· Città del Vaticano ·

La buona Notizia Il Vangelo della i Domenica di Avvento (Luca 21, 25-28.34-36)

Un altro mondo è possibile

23 novembre 2021

Inizia un nuovo anno liturgico e paradossalmente questa pagina del vangelo sembra aver anticipato il tempo della fine: il mondo qui pare sul punto di crollare. È un mondo anzitutto devastato nel suo ritmo naturale. Mai come oggi ci riconosciamo nell’angoscia e nell’ansia per quei segni nel sole, nella luna, nelle stelle, sulla terra e nei mari di cui scrive Luca. In queste parole, però, noi leggiamo i sintomi di ulteriori devastazioni: il nostro è un mondo devastato anche nella sua promessa di vita e di ospitalità, perché ai confini di un’Europa che rivendica le proprie radici cristiane si muore di fame, di sete, di freddo, aspettando una porta aperta indicata da una luce verde, colore della speranza; è un mondo devastato dalla violenza e per di più paralizzato davanti alle storie di piccoli esseri abusati fisicamente, psichicamente e spiritualmente, di donne uccise da uomini pieni di rancore e di frustrazione o costrette al silenzio da regimi patriarcali, di popoli che cercano nella disperazione una possibilità di rinascita lontano dalla terra natale.

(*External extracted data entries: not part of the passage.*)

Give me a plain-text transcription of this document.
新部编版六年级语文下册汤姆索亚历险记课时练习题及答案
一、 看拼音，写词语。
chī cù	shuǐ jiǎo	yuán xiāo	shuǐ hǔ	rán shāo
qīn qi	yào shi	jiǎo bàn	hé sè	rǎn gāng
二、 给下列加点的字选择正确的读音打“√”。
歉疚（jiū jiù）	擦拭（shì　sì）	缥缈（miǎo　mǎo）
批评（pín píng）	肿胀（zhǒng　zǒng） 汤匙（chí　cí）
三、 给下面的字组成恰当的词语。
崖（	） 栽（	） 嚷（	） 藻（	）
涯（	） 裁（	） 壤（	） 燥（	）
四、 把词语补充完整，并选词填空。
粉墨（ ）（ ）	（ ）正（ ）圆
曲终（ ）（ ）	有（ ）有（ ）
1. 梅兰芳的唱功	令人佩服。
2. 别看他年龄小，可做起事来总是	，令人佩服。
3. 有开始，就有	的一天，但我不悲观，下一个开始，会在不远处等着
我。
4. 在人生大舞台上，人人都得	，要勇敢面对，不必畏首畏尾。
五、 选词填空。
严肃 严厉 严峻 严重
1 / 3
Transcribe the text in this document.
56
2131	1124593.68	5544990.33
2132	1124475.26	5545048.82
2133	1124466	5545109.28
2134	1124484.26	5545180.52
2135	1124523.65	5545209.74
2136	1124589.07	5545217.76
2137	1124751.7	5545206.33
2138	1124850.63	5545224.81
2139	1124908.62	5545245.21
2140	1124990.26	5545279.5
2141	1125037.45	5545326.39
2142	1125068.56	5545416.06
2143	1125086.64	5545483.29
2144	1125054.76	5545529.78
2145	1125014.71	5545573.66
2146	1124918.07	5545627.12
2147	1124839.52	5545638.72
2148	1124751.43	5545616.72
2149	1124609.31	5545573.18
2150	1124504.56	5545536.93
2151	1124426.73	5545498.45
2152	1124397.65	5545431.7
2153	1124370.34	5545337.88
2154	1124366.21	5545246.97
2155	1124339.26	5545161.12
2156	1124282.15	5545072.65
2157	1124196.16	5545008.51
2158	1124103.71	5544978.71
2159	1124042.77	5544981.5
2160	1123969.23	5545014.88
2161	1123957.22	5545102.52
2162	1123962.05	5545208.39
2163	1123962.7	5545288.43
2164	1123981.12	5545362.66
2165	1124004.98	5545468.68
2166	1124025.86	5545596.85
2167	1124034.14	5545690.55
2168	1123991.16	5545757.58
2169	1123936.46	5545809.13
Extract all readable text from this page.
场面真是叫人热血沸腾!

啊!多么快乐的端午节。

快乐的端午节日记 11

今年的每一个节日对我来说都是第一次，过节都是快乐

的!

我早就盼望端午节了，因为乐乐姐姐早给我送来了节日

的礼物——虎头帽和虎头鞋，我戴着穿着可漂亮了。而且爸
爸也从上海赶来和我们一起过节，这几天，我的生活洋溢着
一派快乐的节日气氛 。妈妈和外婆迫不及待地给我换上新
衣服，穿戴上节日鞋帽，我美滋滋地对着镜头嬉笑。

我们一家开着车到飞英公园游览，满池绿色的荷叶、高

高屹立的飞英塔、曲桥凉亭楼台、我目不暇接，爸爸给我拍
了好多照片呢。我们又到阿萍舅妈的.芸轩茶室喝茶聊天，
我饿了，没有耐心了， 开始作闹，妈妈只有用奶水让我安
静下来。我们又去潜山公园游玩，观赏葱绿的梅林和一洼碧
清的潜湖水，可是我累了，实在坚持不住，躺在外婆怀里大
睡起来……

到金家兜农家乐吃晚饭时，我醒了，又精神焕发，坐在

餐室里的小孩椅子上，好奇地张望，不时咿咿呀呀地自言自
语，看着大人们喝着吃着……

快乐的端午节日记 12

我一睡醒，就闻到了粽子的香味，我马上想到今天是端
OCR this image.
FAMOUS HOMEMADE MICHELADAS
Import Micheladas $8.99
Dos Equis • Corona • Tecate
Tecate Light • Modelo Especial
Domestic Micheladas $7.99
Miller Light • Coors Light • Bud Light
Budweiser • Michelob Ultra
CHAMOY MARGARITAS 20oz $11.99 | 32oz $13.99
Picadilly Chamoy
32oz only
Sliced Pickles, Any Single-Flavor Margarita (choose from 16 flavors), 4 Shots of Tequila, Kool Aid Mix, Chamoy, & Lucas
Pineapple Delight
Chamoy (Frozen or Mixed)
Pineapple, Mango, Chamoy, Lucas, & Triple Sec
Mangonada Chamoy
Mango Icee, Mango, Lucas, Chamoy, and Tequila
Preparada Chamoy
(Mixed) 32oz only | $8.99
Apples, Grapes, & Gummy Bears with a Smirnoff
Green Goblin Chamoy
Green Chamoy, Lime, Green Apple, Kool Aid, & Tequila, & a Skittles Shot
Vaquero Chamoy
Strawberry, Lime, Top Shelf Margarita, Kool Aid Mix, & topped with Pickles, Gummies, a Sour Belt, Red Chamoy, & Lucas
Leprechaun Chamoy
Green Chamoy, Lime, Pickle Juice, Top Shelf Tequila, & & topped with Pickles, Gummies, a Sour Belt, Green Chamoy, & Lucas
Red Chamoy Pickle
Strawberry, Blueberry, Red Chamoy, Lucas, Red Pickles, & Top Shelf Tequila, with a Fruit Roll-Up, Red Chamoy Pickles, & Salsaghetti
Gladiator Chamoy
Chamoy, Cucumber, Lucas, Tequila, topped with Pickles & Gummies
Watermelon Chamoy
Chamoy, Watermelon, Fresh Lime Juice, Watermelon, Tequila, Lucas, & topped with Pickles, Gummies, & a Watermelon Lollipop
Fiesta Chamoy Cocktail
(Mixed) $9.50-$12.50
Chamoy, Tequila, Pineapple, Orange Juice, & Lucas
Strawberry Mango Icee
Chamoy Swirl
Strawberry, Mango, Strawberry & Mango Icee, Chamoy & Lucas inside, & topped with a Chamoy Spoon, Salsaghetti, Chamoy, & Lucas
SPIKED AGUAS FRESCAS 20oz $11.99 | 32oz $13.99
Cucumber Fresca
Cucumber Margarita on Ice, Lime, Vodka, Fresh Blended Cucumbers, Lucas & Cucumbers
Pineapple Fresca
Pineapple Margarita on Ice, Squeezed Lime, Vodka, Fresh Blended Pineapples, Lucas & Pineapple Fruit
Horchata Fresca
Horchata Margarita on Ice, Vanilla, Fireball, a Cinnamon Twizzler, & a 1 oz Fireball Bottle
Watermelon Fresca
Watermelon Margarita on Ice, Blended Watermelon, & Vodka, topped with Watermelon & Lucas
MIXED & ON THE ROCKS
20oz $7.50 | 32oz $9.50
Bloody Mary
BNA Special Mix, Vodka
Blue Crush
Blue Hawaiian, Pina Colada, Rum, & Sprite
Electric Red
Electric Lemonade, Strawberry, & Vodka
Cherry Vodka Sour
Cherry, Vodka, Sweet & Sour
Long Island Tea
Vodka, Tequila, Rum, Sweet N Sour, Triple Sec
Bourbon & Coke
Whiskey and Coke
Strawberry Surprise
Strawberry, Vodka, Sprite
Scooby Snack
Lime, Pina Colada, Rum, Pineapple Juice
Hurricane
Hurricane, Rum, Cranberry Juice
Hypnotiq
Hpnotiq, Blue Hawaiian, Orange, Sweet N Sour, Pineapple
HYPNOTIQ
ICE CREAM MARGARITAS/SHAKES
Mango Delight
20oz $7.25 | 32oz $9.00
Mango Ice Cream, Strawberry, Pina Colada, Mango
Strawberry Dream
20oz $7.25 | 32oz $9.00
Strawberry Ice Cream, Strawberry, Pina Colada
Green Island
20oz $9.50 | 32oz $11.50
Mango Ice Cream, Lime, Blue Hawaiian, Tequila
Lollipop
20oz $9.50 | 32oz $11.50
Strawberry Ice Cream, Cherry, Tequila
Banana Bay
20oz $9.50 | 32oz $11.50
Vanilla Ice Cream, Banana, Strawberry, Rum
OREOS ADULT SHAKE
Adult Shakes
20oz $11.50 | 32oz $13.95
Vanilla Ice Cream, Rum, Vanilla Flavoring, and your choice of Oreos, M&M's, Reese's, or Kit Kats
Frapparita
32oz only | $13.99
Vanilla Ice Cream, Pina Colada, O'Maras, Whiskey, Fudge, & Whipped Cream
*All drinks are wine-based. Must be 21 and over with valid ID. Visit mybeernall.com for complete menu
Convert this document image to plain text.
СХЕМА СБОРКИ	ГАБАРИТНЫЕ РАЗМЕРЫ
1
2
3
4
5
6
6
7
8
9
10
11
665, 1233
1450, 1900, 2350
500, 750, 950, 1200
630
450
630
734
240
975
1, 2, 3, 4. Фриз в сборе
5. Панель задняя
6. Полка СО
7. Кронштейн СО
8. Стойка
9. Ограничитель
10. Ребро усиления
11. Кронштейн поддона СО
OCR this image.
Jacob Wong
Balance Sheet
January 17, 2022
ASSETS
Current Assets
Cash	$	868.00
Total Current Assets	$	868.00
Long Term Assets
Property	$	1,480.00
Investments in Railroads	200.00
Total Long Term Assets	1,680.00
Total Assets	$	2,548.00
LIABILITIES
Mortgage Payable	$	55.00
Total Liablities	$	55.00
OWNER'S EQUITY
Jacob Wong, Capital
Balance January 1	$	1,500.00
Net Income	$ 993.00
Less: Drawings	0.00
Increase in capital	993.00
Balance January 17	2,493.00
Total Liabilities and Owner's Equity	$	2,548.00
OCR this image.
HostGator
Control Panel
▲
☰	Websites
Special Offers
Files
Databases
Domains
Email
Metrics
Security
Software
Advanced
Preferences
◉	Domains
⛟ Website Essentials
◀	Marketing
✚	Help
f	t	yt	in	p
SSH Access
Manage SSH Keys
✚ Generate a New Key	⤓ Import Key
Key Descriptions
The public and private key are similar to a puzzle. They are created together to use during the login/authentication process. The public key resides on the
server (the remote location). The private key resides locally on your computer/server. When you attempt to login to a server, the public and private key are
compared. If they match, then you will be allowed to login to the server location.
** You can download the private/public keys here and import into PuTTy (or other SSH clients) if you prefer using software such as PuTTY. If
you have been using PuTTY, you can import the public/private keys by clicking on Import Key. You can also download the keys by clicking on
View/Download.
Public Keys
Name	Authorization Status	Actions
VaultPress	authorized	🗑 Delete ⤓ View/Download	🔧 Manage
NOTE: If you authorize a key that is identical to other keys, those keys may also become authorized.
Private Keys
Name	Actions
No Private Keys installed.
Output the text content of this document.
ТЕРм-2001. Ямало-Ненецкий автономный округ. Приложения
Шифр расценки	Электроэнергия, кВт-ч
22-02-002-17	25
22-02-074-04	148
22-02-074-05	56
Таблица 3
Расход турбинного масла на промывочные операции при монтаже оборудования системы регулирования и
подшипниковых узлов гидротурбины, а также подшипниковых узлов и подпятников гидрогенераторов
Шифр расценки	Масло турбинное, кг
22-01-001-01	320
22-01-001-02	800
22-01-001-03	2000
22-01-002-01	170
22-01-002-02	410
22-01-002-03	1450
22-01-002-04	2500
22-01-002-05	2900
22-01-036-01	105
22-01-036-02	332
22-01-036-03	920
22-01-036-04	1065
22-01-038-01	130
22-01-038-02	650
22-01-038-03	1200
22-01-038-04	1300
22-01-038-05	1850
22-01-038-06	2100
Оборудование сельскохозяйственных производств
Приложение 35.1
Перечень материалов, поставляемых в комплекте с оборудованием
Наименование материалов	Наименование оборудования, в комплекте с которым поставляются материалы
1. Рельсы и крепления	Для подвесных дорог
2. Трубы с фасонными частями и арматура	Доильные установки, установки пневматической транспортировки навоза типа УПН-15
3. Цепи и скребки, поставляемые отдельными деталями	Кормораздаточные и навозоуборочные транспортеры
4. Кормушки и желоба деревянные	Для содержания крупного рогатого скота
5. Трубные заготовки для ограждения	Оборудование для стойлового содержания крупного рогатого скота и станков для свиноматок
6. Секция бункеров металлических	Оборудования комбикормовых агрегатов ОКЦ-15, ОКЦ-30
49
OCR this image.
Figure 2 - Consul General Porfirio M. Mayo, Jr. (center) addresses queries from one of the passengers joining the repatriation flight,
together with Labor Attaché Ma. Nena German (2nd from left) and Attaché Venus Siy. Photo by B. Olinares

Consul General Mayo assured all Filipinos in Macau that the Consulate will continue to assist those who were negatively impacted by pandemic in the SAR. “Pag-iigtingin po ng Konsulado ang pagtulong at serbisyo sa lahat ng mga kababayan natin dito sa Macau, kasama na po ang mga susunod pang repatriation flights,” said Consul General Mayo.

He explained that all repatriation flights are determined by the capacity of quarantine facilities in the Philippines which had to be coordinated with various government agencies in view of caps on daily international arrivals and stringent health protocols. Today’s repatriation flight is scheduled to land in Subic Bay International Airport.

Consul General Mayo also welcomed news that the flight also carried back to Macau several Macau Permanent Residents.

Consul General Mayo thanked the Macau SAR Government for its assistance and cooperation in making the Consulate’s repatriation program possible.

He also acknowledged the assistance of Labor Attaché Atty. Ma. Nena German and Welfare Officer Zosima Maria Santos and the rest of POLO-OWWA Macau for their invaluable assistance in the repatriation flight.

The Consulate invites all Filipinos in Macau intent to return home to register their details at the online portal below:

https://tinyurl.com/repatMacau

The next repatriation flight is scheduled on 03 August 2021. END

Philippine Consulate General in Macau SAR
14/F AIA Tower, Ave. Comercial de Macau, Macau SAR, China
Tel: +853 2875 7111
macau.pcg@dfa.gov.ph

Forse anche noi, come gli uomini di questo brano, ci sentiamo morire di attesa e di paura.

Tornano allora in mente le parole di Agostino, di fronte al saccheggio di Roma da parte di Alarico, nel 410: questo è un segno della nostra crisi occidentale e delle brame di potere con le quali è stata tessuta. Non si è però limitato a questa diagnosi e, mentre si trovava in Africa, dall’altra parte del Mediterraneo, ricordava che anche in una trama pervertita è però possibile riannodare legami solidali e di cura. È possibile un altro mondo in questo mondo, direbbero le mistiche e i mistici della storia.

È una possibilità che domanda però una rinnovata e coraggiosa cura del proprio cuore. Alleggeriamo il cuore dai pesi dell’egoismo e della competizione spietata tra noi; impariamo a non dissiparlo nelle culture del prestigio sociale; smettiamo di ubriacarlo con idoli che promettono tutto ma in cambio danno solo indifferenza; proviamo a non affannarlo con una quotidianità sequestrata da chi vuole solo vincere e vendere. Allora potremo alzare la testa, come se non ci fosse più bisogno di fare attenzione a dove stiamo mettendo i piedi perché ci fidiamo della strada sulla quale vogliamo camminare insieme.

La preghiera accompagna e sostiene il viaggio perché si offre come preziosa forma di resistenza e di trasgressione nei confronti del male che esiste e che mette angoscia. La preghiera corrode ogni rassegnazione perché sintonizza con la sorgente divina della nostra libertà in un doppio movimento: ci disloca rispetto alle logiche perverse e al senso di impotenza che in esse si respira, e al contempo ci permette di tornare al mondo ferito con la forza rinnovata e inesauribile che viene dall’incontro reale con il Figlio dell’uomo. È così che la vita non ci cade addosso e si lascia avvertire come ancora gravida di novità.